I- LE REGARD SUR LE PASSÉ : UNE HISTOIRE MOUVEMENTÉE ET DES RENDEZ-VOUS MANQUÉS :
Depuis 1958, l’année à laquelle notre pays, la Guinée, opta pour l’indépendance immédiate, rompant tout lien avec la France, son histoire n’a cessé d’être une histoire mouvementée.
Les années 1958-1974 constituent la période rouge de cette histoire tourmentée ; car elles marquent le point culminant de la direction dictatoriale de Ahmed Sékou TOURE ; elles enregistreront de nombreux complots et procès.
Il faut attendre les années 1975-1978 pour voir une timide tentative de rapprochement avec la France. Cette première expérience douloureuse du peuple se clôt le 26 mars 1984 par la mort du Président Sékou TOURE. Une ère nouvelle, pleine d’espérance, s’ouvre devant un peuple martyr.
C’est ainsi, que le 3 avril 1984, le peuple de Guinée commence la rédaction d’une autre histoire : une histoire au menu garni de plats invitant à toutes sortes de bonheur pour les populations. Une histoire qui inspira des chants de liberté sans précédent dans la vie de nos citoyens.
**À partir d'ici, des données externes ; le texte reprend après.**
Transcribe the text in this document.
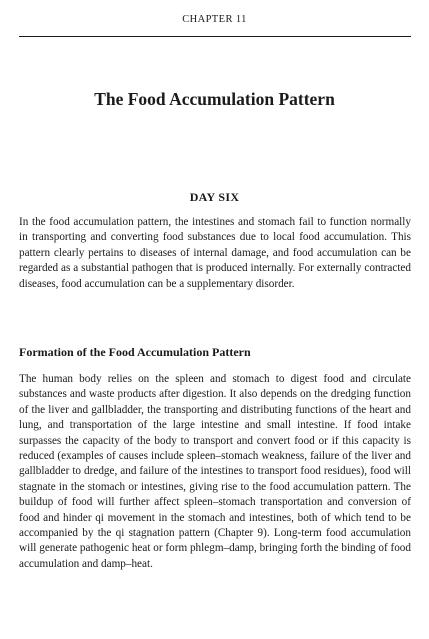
CHAPTER 11
The Food Accumulation Pattern
DAY SIX

In the food accumulation pattern, the intestines and stomach fail to function normally in transporting and converting food substances due to local food accumulation. This pattern clearly pertains to diseases of internal damage, and food accumulation can be regarded as a substantial pathogen that is produced internally. For externally contracted diseases, food accumulation can be a supplementary disorder.

Formation of the Food Accumulation Pattern

The human body relies on the spleen and stomach to digest food and circulate substances and waste products after digestion. It also depends on the dredging function of the liver and gallbladder, the transporting and distributing functions of the heart and lung, and transportation of the large intestine and small intestine. If food intake surpasses the capacity of the body to transport and convert food or if this capacity is reduced (examples of causes include spleen–stomach weakness, failure of the liver and gallbladder to dredge, and failure of the intestines to transport food residues), food will stagnate in the stomach or intestines, giving rise to the food accumulation pattern. The buildup of food will further affect spleen–stomach transportation and conversion of food and hinder qi movement in the stomach and intestines, both of which tend to be accompanied by the qi stagnation pattern (Chapter 9). Long-term food accumulation will generate pathogenic heat or form phlegm–damp, bringing forth the binding of food accumulation and damp–heat.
Et à la tête de cette nouvelle aventure, il y a le Colonel Lansana CONTE, nouveau Chef de l’Etat, qui se voit tout de suite confronté à de graves difficultés économiques mais qui peut compter sur l’enthousiasme et l’adhésion de tous, hommes et femmes, jeunes et adultes, au programme de reconstruction de la nation.
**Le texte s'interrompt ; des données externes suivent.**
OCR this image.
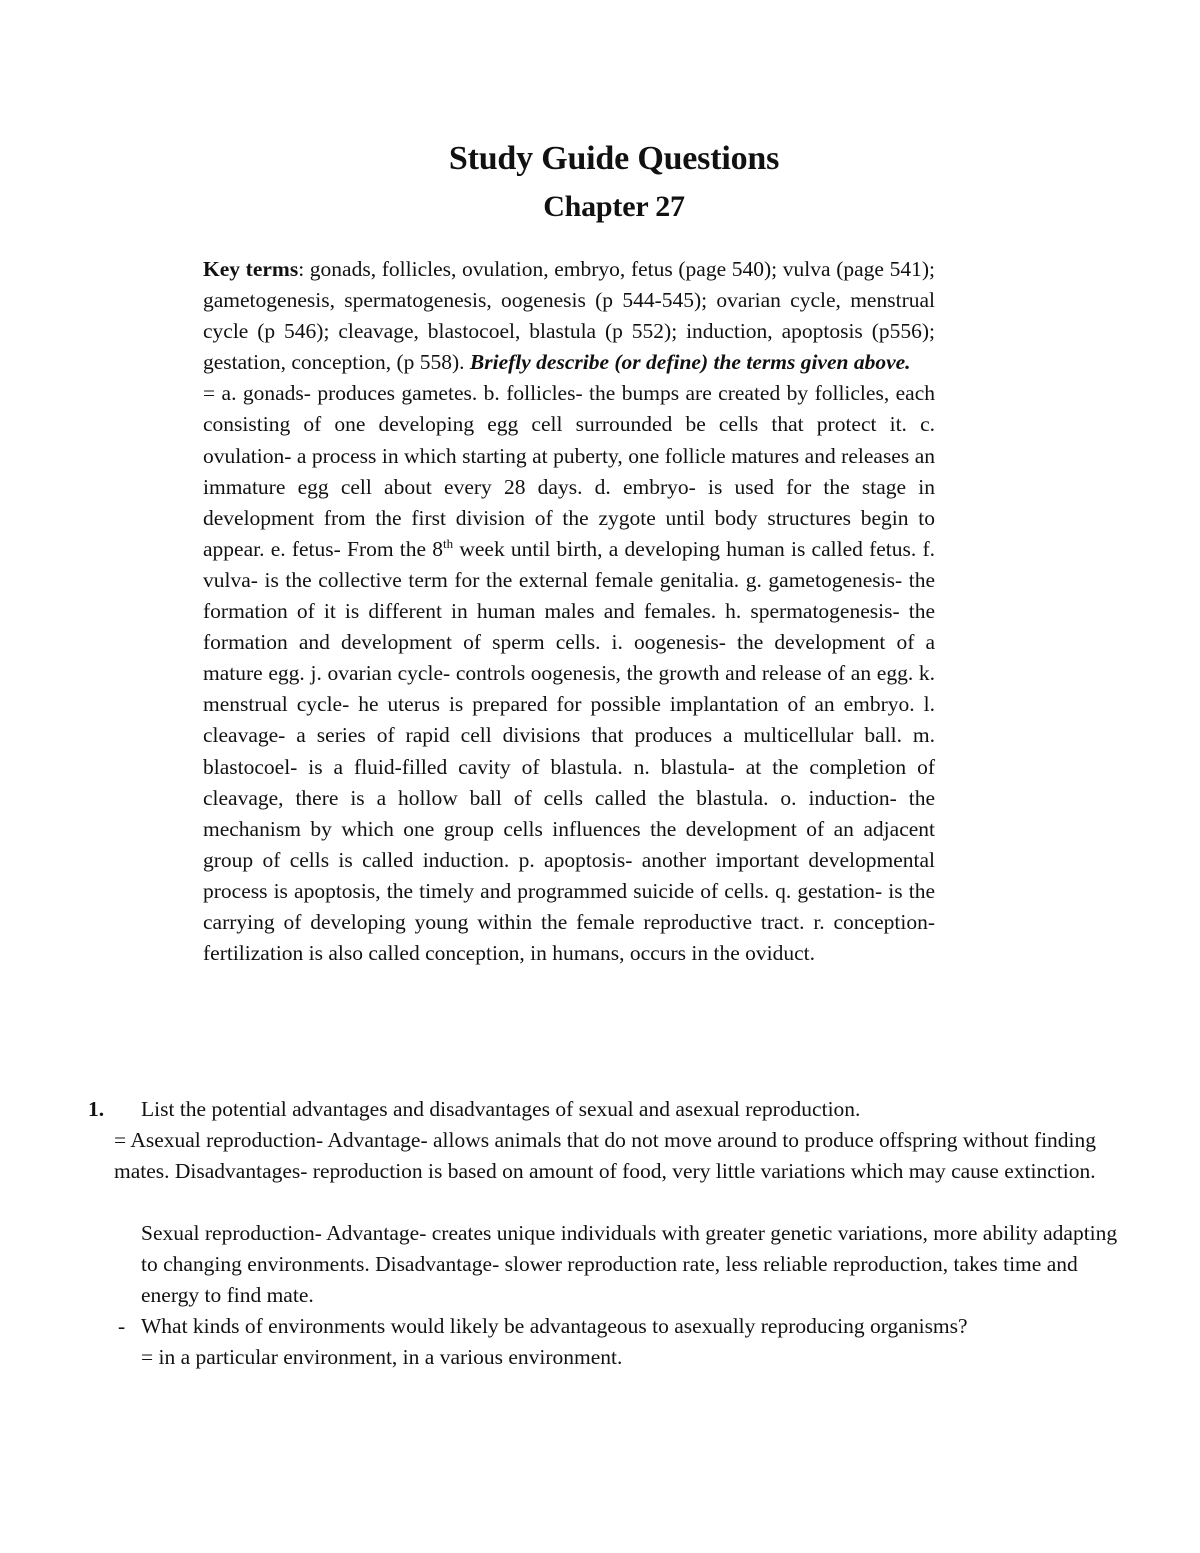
Study Guide Questions
Chapter 27

Key terms: gonads, follicles, ovulation, embryo, fetus (page 540); vulva (page 541); gametogenesis, spermatogenesis, oogenesis (p 544-545); ovarian cycle, menstrual cycle (p 546); cleavage, blastocoel, blastula (p 552); induction, apoptosis (p556); gestation, conception, (p 558). Briefly describe (or define) the terms given above.
= a. gonads- produces gametes. b. follicles- the bumps are created by follicles, each consisting of one developing egg cell surrounded be cells that protect it. c. ovulation- a process in which starting at puberty, one follicle matures and releases an immature egg cell about every 28 days. d. embryo- is used for the stage in development from the first division of the zygote until body structures begin to appear. e. fetus- From the 8th week until birth, a developing human is called fetus. f. vulva- is the collective term for the external female genitalia. g. gametogenesis- the formation of it is different in human males and females. h. spermatogenesis- the formation and development of sperm cells. i. oogenesis- the development of a mature egg. j. ovarian cycle- controls oogenesis, the growth and release of an egg. k. menstrual cycle- he uterus is prepared for possible implantation of an embryo. l. cleavage- a series of rapid cell divisions that produces a multicellular ball. m. blastocoel- is a fluid-filled cavity of blastula. n. blastula- at the completion of cleavage, there is a hollow ball of cells called the blastula. o. induction- the mechanism by which one group cells influences the development of an adjacent group of cells is called induction. p. apoptosis- another important developmental process is apoptosis, the timely and programmed suicide of cells. q. gestation- is the carrying of developing young within the female reproductive tract. r. conception- fertilization is also called conception, in humans, occurs in the oviduct.

1. List the potential advantages and disadvantages of sexual and asexual reproduction.

= Asexual reproduction- Advantage- allows animals that do not move around to produce offspring without finding mates. Disadvantages- reproduction is based on amount of food, very little variations which may cause extinction.

Sexual reproduction- Advantage- creates unique individuals with greater genetic variations, more ability adapting to changing environments. Disadvantage- slower reproduction rate, less reliable reproduction, takes time and energy to find mate.

- What kinds of environments would likely be advantageous to asexually reproducing organisms?
= in a particular environment, in a various environment.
En 1990, une nouvelle Constitution, approuvée par référendum, met fin au régime militaire et introduit le multipartisme. Mais au lieu d’être un facteur positif, ce passage au multipartisme devient une autre page noire de l’histoire de la nation. Pendant toute cette période, la vie sociale, économique et politique du pays fait une chute jamais connue dans l’histoire de notre chère patrie. Comme par ironie du sort, il faut attendre la mort du Général Président Lansana CONTE pour voir le peuple guinéen contempler un autre espoir, une autre chance offerte par le destin pour sortir de ce tunnel. L’avènement du CNDD marque le troisième rendez-vous que la providence fixe à la Guinée et aux guinéens.
Nous voici donc, une fois encore, au point de départ, contemplant l’avenir avec optimiste certes, mais aussi avec des interrogations : N’est-ce pas le temps opportun pour sortir de cette histoire tourmentée, ou faut-il en attendre un autre ? Que sera de l’espoir de ce peuple crucifié par ses propres fils ? Quelle autre surprise l’avenir nous réserve-t-il ?
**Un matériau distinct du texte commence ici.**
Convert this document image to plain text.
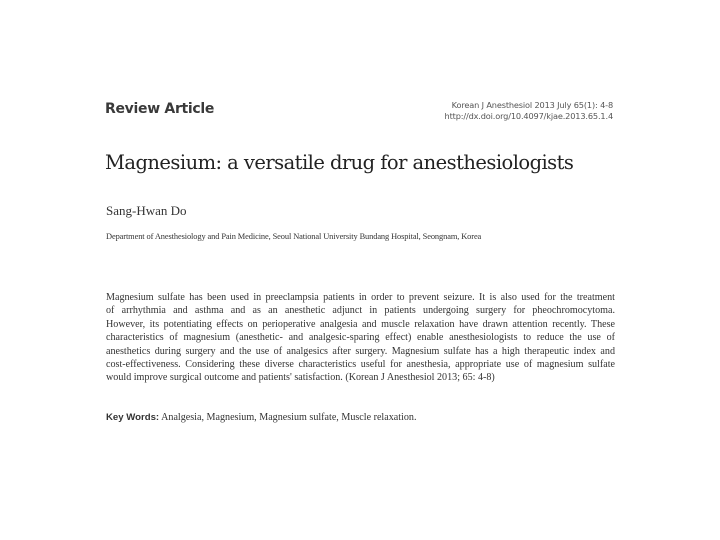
Review Article	Korean J Anesthesiol 2013 July 65(1): 4-8
http://dx.doi.org/10.4097/kjae.2013.65.1.4
Magnesium: a versatile drug for anesthesiologists
Sang-Hwan Do
Department of Anesthesiology and Pain Medicine, Seoul National University Bundang Hospital, Seongnam, Korea
Magnesium sulfate has been used in preeclampsia patients in order to prevent seizure. It is also used for the treatment
of arrhythmia and asthma and as an anesthetic adjunct in patients undergoing surgery for pheochromocytoma.
However, its potentiating effects on perioperative analgesia and muscle relaxation have drawn attention recently. These
characteristics of magnesium (anesthetic- and analgesic-sparing effect) enable anesthesiologists to reduce the use of
anesthetics during surgery and the use of analgesics after surgery. Magnesium sulfate has a high therapeutic index and
cost-effectiveness. Considering these diverse characteristics useful for anesthesia, appropriate use of magnesium sulfate
would improve surgical outcome and patients' satisfaction. (Korean J Anesthesiol 2013; 65: 4-8)
Key Words: Analgesia, Magnesium, Magnesium sulfate, Muscle relaxation.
II- LA GUINÉE ASPIRE AU CHANGEMENT :
a)- Un changement concret :
Etant donné l’état actuel de pauvreté généralisé, le changement souhaité prend des formes très concrètes : ce que les guinéens souhaitent, c’est :
-         La baisse du prix de l’essence, du riz et des autres produits alimentaires,
-         Une meilleure éducation et
-         Un meilleur système de santé, de l’eau et de l’électricité.
-         Les paysans ne veulent pas être oubliés,
-         Les chômeurs souhaitent avoir un travail,
-         Les travailleurs veulent un meilleur salaire.
-         Tous veulent davantage de sécurité et sortir de la situation actuelle pour profiter des richesses du pays, au lieu qu’elles partent à l’étranger.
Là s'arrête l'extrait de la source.